All these contrivances of savage nations or of the strangely civilised Chinese, are meant to kill or seize the fish by natural means. It is much nearer home that we have to look to find the element of superstition prevailing, and useless customs invested with the importance of charms. An instance may be found in the case of the Sicilian fishermen, who, when in search of sword-fish, chant a jargon of words the meaning of which even they themselves do not know. The song is supposed to be some old Greek verses, which, by time and use among those ignorant of their meaning, have become so altered as to be almost unrecognisable. The fishermen regard the medley as a sure means of attracting the sword-fish, which they harpoon from the boat, when the charm, as they suppose, has brought them within reach. Far away in northern regions there is a novel method of fishing under ice, which shews more ingenuity than the simple lowering and fastening of a net. A small square hole is cut in the ice, and in this is placed an upright stick, supported by a cross pin run through it and resting at each side on the ice; the end of the stick below this cross pin is short, and to it the line is fastened with the bait and hook attached, while at the top of the stick is a piece of coloured rag. Now, though we have called the stick upright, it is meant to fall from that position and lie along the ice, until a fish seizing the bait pulls its lower end, when with a jerk it rises. This contrivance is called a 'tip-up,' from the movement which is certain to follow the seizure of the bait. The fluttering of the coloured rag, as the stick rises, tells of the capture; and a great number of these self-acting fishers and indicators may be placed near together, each having its own hole in the ice; and each, by the fluttering rag, telling its own tale the moment a fish is caught.

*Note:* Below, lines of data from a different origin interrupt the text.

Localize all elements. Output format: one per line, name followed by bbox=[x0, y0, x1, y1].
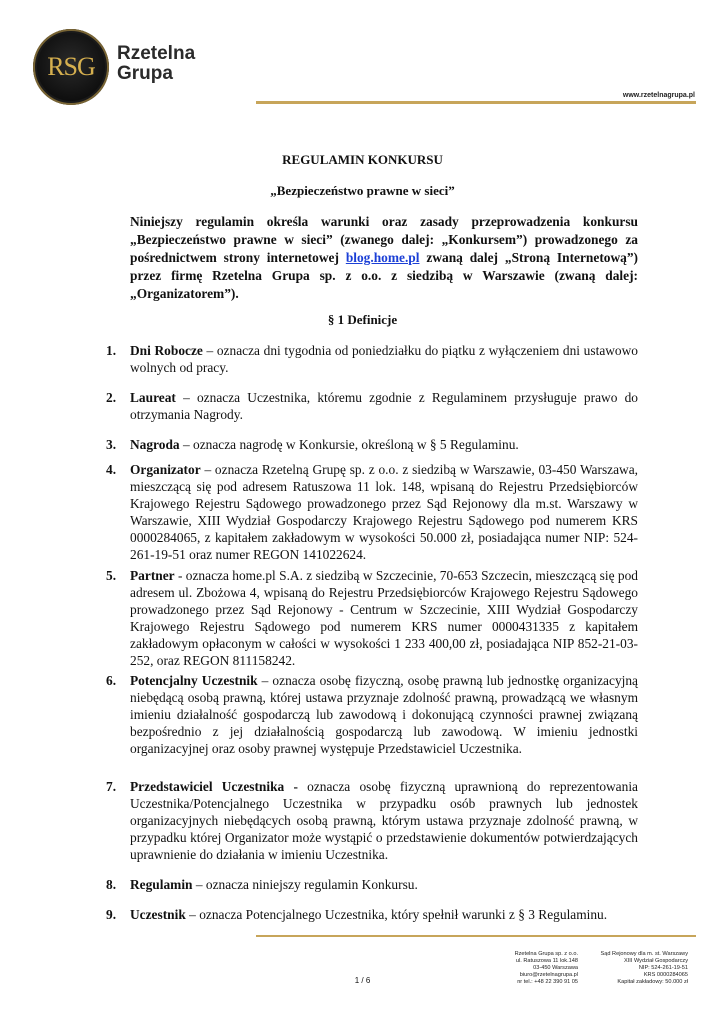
item-term: Regulamin bbox=[130, 877, 193, 892]
item-text: – oznacza dni tygodnia od poniedziałku do piątku z wyłączeniem dni ustawowo wolnych od pracy. bbox=[130, 343, 638, 375]
item-number: 5. bbox=[106, 568, 117, 583]
item-number: 2. bbox=[106, 390, 117, 405]
footer-line: Kapitał zakładowy: 50.000 zł bbox=[617, 979, 688, 985]
definition-item bbox=[106, 876, 638, 893]
definition-item bbox=[106, 672, 638, 757]
footer-line: KRS 0000284065 bbox=[643, 972, 688, 978]
document-subtitle: „Bezpieczeństwo prawne w sieci” bbox=[270, 183, 455, 198]
item-term: Organizator bbox=[130, 462, 201, 477]
item-number: 3. bbox=[106, 437, 117, 452]
footer-line: XIII Wydział Gospodarczy bbox=[624, 958, 688, 964]
footer-line: Sąd Rejonowy dla m. st. Warszawy bbox=[600, 951, 688, 957]
footer-line: 03-450 Warszawa bbox=[533, 965, 578, 971]
item-text: - oznacza home.pl S.A. z siedzibą w Szczecinie, 70-653 Szczecin, mieszczącą się pod adresem ul. Zbożowa 4, wpisaną do Rejestru Przedsiębiorców Krajowego Rejestru Sądowego prowadzonego przez Sąd Rejonowy - Centrum w Szczecinie, XIII Wydział Gospodarczy Krajowego Rejestru Sądowego pod numerem KRS numer 0000431335 z kapitałem zakładowym opłaconym w całości w wysokości 1 233 400,00 zł, posiadająca NIP 852-21-03-252, oraz REGON 811158242. bbox=[130, 568, 638, 668]
footer-line: ul. Ratuszowa 11 lok.148 bbox=[515, 958, 578, 964]
definition-item bbox=[106, 906, 638, 923]
definition-item bbox=[106, 342, 638, 376]
item-text: – oznacza nagrodę w Konkursie, określoną w § 5 Regulaminu. bbox=[179, 437, 519, 452]
logo-monogram: RSG bbox=[47, 52, 95, 81]
definition-item bbox=[106, 778, 638, 863]
item-text: – oznacza Uczestnika, któremu zgodnie z Regulaminem przysługuje prawo do otrzymania Nagrody. bbox=[130, 390, 638, 422]
footer-line: NIP: 524-261-19-51 bbox=[638, 965, 688, 971]
item-number: 6. bbox=[106, 673, 117, 688]
document-title: REGULAMIN KONKURSU bbox=[282, 152, 443, 167]
footer-line: nr tel.: +48 22 390 91 05 bbox=[517, 979, 578, 985]
intro-paragraph bbox=[130, 213, 638, 303]
item-number: 8. bbox=[106, 877, 117, 892]
item-number: 7. bbox=[106, 779, 117, 794]
brand-name bbox=[117, 44, 195, 84]
definition-item bbox=[106, 436, 638, 453]
item-text: – oznacza Rzetelną Grupę sp. z o.o. z siedzibą w Warszawie, 03-450 Warszawa, mieszczącą się pod adresem Ratuszowa 11 lok. 148, wpisaną do Rejestru Przedsiębiorców Krajowego Rejestru Sądowego prowadzonego przez Sąd Rejonowy dla m.st. Warszawy w Warszawie, XIII Wydział Gospodarczy Krajowego Rejestru Sądowego pod numerem KRS 0000284065, z kapitałem zakładowym w wysokości 50.000 zł, posiadająca numer NIP: 524-261-19-51 oraz numer REGON 141022624. bbox=[130, 462, 638, 562]
item-term: Dni Robocze bbox=[130, 343, 203, 358]
item-term: Nagroda bbox=[130, 437, 180, 452]
item-number: 1. bbox=[106, 343, 117, 358]
item-text: oznacza osobę fizyczną uprawnioną do reprezentowania Uczestnika/Potencjalnego Uczestnika w przypadku osób prawnych lub jednostek organizacyjnych niebędących osobą prawną, którym ustawa przyznaje zdolność prawną, w przypadku której Organizator może wystąpić o przedstawienie dokumentów potwierdzających uprawnienie do działania w imieniu Uczestnika. bbox=[130, 779, 638, 862]
definition-item bbox=[106, 389, 638, 423]
item-number: 9. bbox=[106, 907, 117, 922]
brand-line-2: Grupa bbox=[117, 63, 173, 84]
intro-text-2: zwaną dalej „Stroną Internetową”) przez firmę Rzetelna Grupa sp. z o.o. z siedzibą w Warszawie (zwaną dalej: „Organizatorem”). bbox=[130, 250, 638, 301]
page-number: 1 / 6 bbox=[354, 976, 371, 985]
footer-line: Rzetelna Grupa sp. z o.o. bbox=[514, 951, 578, 957]
item-text: – oznacza Potencjalnego Uczestnika, który spełnił warunki z § 3 Regulaminu. bbox=[185, 907, 608, 922]
footer-line: biuro@rzetelnagrupa.pl bbox=[519, 972, 578, 978]
footer-divider bbox=[256, 935, 696, 937]
brand-line-1: Rzetelna bbox=[117, 43, 196, 64]
item-number: 4. bbox=[106, 462, 117, 477]
item-term: Partner bbox=[130, 568, 175, 583]
item-term: Przedstawiciel Uczestnika - bbox=[130, 779, 298, 794]
header-divider bbox=[256, 101, 696, 104]
item-term: Uczestnik bbox=[130, 907, 186, 922]
definition-item bbox=[106, 567, 638, 669]
item-text: – oznacza osobę fizyczną, osobę prawną lub jednostkę organizacyjną niebędącą osobą prawną, której ustawa przyznaje zdolność prawną, prowadzącą we własnym imieniu działalność gospodarczą lub zawodową i dokonującą czynności prawnej związaną bezpośrednio z jej działalnością gospodarczą lub zawodową. W imieniu jednostki organizacyjnej oraz osoby prawnej występuje Przedstawiciel Uczestnika. bbox=[130, 673, 638, 756]
blog-link[interactable]: blog.home.pl bbox=[345, 250, 420, 265]
item-term: Potencjalny Uczestnik bbox=[130, 673, 258, 688]
intro-text-1: Niniejszy regulamin określa warunki oraz zasady przeprowadzenia konkursu „Bezpieczeństwo prawne w sieci” (zwanego dalej: „Konkursem”) prowadzonego za pośrednictwem strony internetowej bbox=[130, 214, 638, 265]
item-text: – oznacza niniejszy regulamin Konkursu. bbox=[192, 877, 418, 892]
website-url[interactable]: www.rzetelnagrupa.pl bbox=[622, 92, 695, 99]
definition-item bbox=[106, 461, 638, 563]
item-term: Laureat bbox=[130, 390, 176, 405]
section-title: § 1 Definicje bbox=[327, 312, 398, 327]
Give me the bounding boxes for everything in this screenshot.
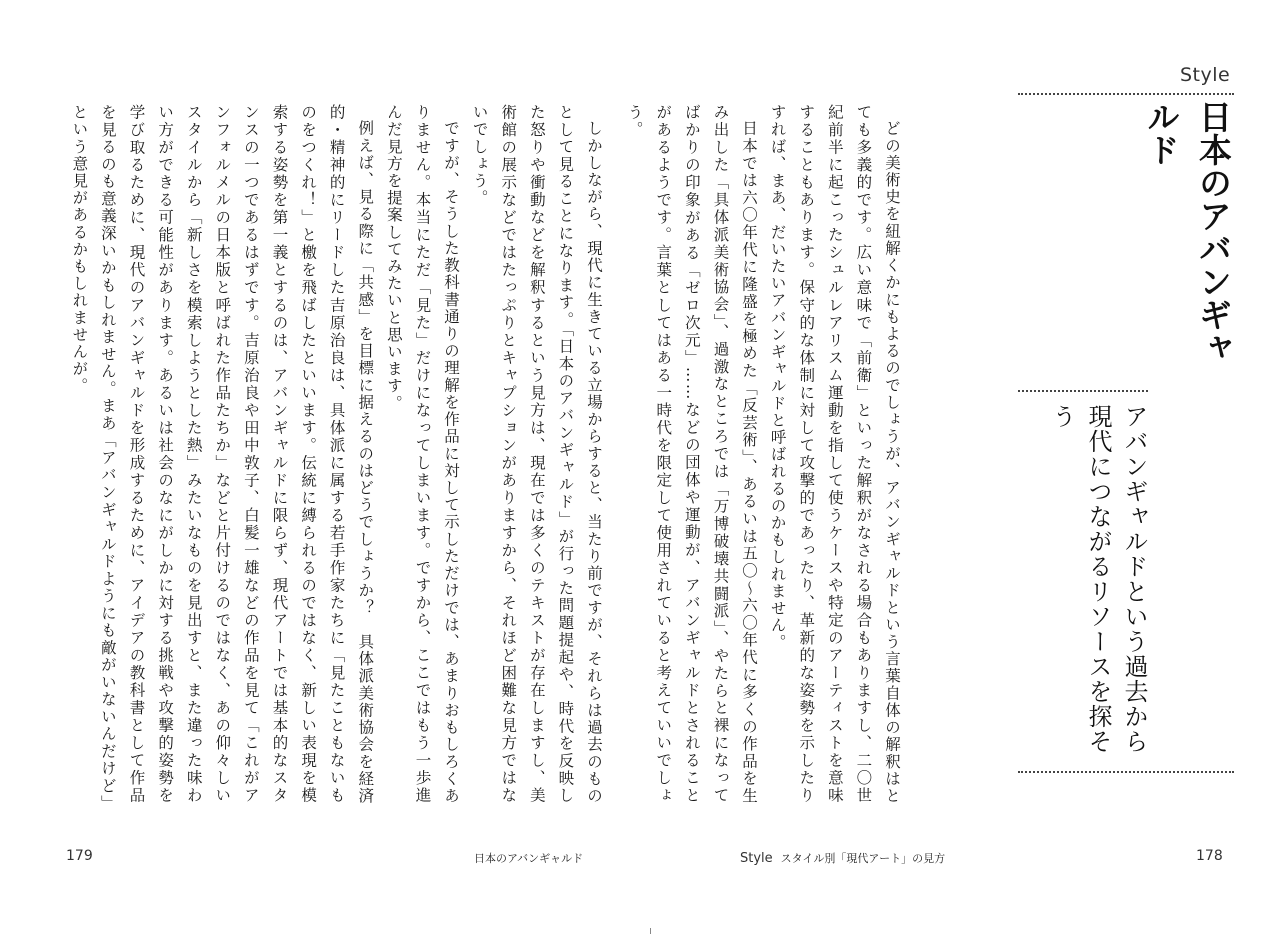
running-head-right	[740, 850, 945, 866]
section-label: Style	[1180, 64, 1231, 86]
running-head-style: Style	[740, 851, 773, 866]
paragraph: 日本では六〇年代に隆盛を極めた「反芸術」、あるいは五〇〜六〇年代に多くの作品を生み出した「具体派美術協会」、過激なところでは「万博破壊共闘派」、やたらと裸になってばかりの印象がある「ゼロ次元」……などの団体や運動が、アバンギャルドとされることがあるようです。言葉としてはある一時代を限定して使用されていると考えていいでしょう。	[625, 104, 759, 804]
dotted-rule-top	[1018, 93, 1234, 95]
running-head-title: スタイル別「現代アート」の見方	[780, 852, 946, 865]
gutter-mark	[650, 928, 651, 934]
paragraph: どの美術史を紐解くかにもよるのでしょうが、アバンギャルドという言葉自体の解釈はとても多義的です。広い意味で「前衛」といった解釈がなされる場合もありますし、二〇世紀前半に起こったシュルレアリスム運動を指して使うケースや特定のアーティストを意味することもあります。保守的な体制に対して攻撃的であったり、革新的な姿勢を示したりすれば、まあ、だいたいアバンギャルドと呼ばれるのかもしれません。	[768, 104, 901, 804]
chapter-subtitle: アバンギャルドという過去から現代につながるリソースを探そう	[1048, 404, 1148, 754]
page-number-right: 178	[1196, 848, 1223, 864]
paragraph: ですが、そうした教科書通りの理解を作品に対して示しただけでは、あまりおもしろくありません。本当にただ「見た」だけになってしまいます。ですから、ここではもう一歩進んだ見方を提案してみたいと思います。	[384, 104, 461, 804]
running-head-left: 日本のアバンギャルド	[474, 852, 584, 865]
page-number-left: 179	[66, 848, 93, 864]
right-page-body	[625, 104, 906, 804]
paragraph: 例えば、見る際に「共感」を目標に据えるのはどうでしょうか？ 具体派美術協会を経済的・精神的にリードした吉原治良は、具体派に属する若手作家たちに「見たこともないものをつくれ！」と檄を飛ばしたといいます。伝統に縛られるのではなく、新しい表現を模索する姿勢を第一義とするのは、アバンギャルドに限らず、現代アートでは基本的なスタンスの一つであるはずです。吉原治良や田中敦子、白髪一雄などの作品を見て「これがアンフォルメルの日本版と呼ばれた作品たちか」などと片付けるのではなく、あの仰々しいスタイルから「新しさを模索しようとした熱」みたいなものを見出すと、また違った味わい方ができる可能性があります。あるいは社会のなにがしかに対する挑戦や攻撃的姿勢を学び取るために、現代のアバンギャルドを形成するために、アイデアの教科書として作品を見るのも意義深いかもしれません。まあ「アバンギャルドようにも敵がいないんだけど」という意見があるかもしれませんが。	[70, 104, 375, 804]
paragraph: しかしながら、現代に生きている立場からすると、当たり前ですが、それらは過去のものとして見ることになります。「日本のアバンギャルド」が行った問題提起や、時代を反映した怒りや衝動などを解釈するという見方は、現在では多くのテキストが存在しますし、美術館の展示などではたっぷりとキャプションがありますから、それほど困難な見方ではないでしょう。	[470, 104, 603, 804]
dotted-rule-middle	[1018, 390, 1148, 392]
dotted-rule-bottom	[1018, 771, 1234, 773]
left-page-body	[70, 104, 608, 804]
chapter-title: 日本のアバンギャルド	[1142, 100, 1233, 364]
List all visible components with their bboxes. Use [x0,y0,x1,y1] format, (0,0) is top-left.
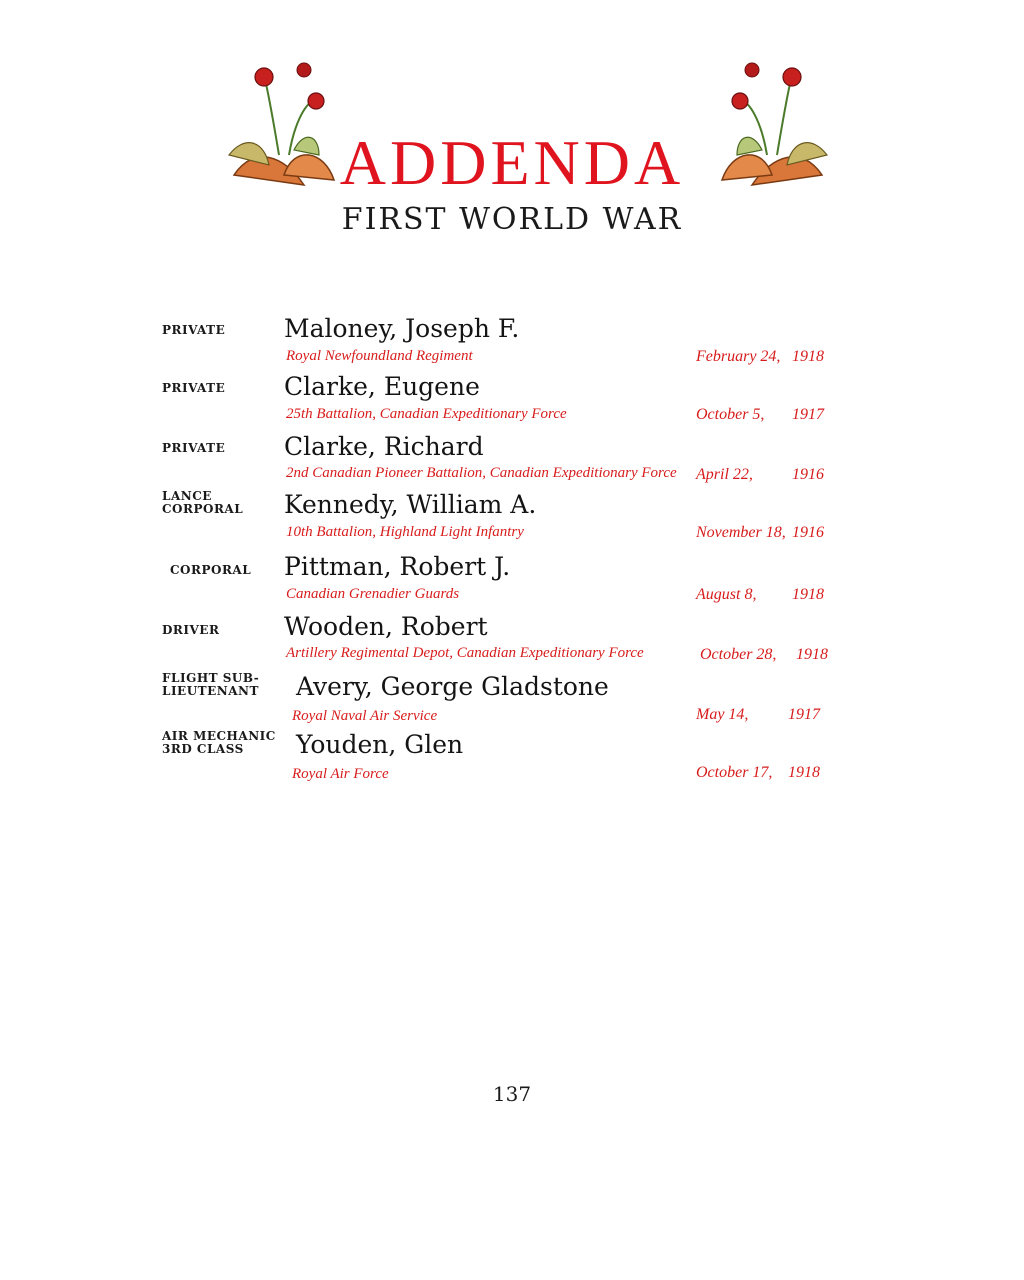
entry-date [696,466,826,484]
entry-date-day: May 14, [696,706,749,723]
entry-rank: AIR MECHANIC 3RD CLASS [162,729,276,756]
page-header [0,0,1024,260]
entry-date-day: August 8, [696,586,757,603]
entry-date-year: 1916 [792,466,824,483]
entry-date [696,524,826,542]
page-title: ADDENDA [339,127,685,198]
entry-rank: PRIVATE [162,323,226,337]
entry-rank: PRIVATE [162,441,226,455]
entry-unit: Canadian Grenadier Guards [286,586,460,602]
entry-rank: DRIVER [162,623,220,637]
entry-name: Youden, Glen [296,730,464,759]
list-item [0,368,1024,428]
entry-date-day: February 24, [696,348,781,365]
entry-date-day: November 18, [696,524,786,541]
entry-name: Clarke, Richard [284,432,484,461]
entry-rank: PRIVATE [162,381,226,395]
entry-unit: Artillery Regimental Depot, Canadian Expeditionary Force [286,645,644,661]
entry-date-day: April 22, [696,466,753,483]
entry-date-day: October 28, [700,646,777,663]
entry-name: Clarke, Eugene [284,372,480,401]
entry-date-day: October 17, [696,764,773,781]
entry-date-year: 1917 [792,406,824,423]
entry-unit: 2nd Canadian Pioneer Battalion, Canadian Expeditionary Force [286,465,677,481]
entry-date-year: 1918 [788,764,820,781]
entry-date [696,348,826,366]
entry-name: Pittman, Robert J. [284,552,511,581]
entry-date-year: 1916 [792,524,824,541]
list-item [0,728,1024,788]
entry-rank: LANCE CORPORAL [162,489,244,516]
entry-name: Wooden, Robert [284,612,488,641]
entry-name: Avery, George Gladstone [296,672,609,701]
entry-date [696,706,822,724]
entry-date [700,646,830,664]
entry-unit: Royal Naval Air Service [292,708,438,724]
list-item [0,428,1024,488]
page-number: 137 [492,1082,532,1106]
list-item [0,486,1024,546]
entry-unit: 10th Battalion, Highland Light Infantry [286,524,524,540]
list-item [0,310,1024,370]
list-item [0,610,1024,670]
entry-date-year: 1918 [792,348,824,365]
entry-unit: 25th Battalion, Canadian Expeditionary Force [286,406,567,422]
entry-unit: Royal Newfoundland Regiment [286,348,473,364]
list-item [0,670,1024,730]
entry-name: Kennedy, William A. [284,490,537,519]
entry-unit: Royal Air Force [292,766,389,782]
entry-date-year: 1917 [788,706,820,723]
entry-date-year: 1918 [796,646,828,663]
list-item [0,550,1024,610]
entry-date [696,764,822,782]
entry-rank: CORPORAL [170,563,252,577]
page-subtitle: FIRST WORLD WAR [341,202,683,237]
entry-date-day: October 5, [696,406,765,423]
entry-date [696,586,826,604]
entry-date-year: 1918 [792,586,824,603]
entry-name: Maloney, Joseph F. [284,314,520,343]
entry-rank: FLIGHT SUB-LIEUTENANT [162,671,260,698]
entry-date [696,406,826,424]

The tip-up not only saves the fisher the trouble of holding his line in position and watching with particular care, but also makes the fish itself 'strike' and announce that it is ready to be pulled out! In fact its ingenuity is only surpassed in the old tale of the Irish monastery, where at the neighbouring salmon-leap a large pot was hung so as to be just clear of the falling water, but in the way of any salmon that leaped recklessly; and a bell was placed so that the fish could not fail to ring its own knell as it fell; thus announcing to the good brothers at the monastery that he was there, not only secured, but actually in the pot, ready to be boiled for dinner.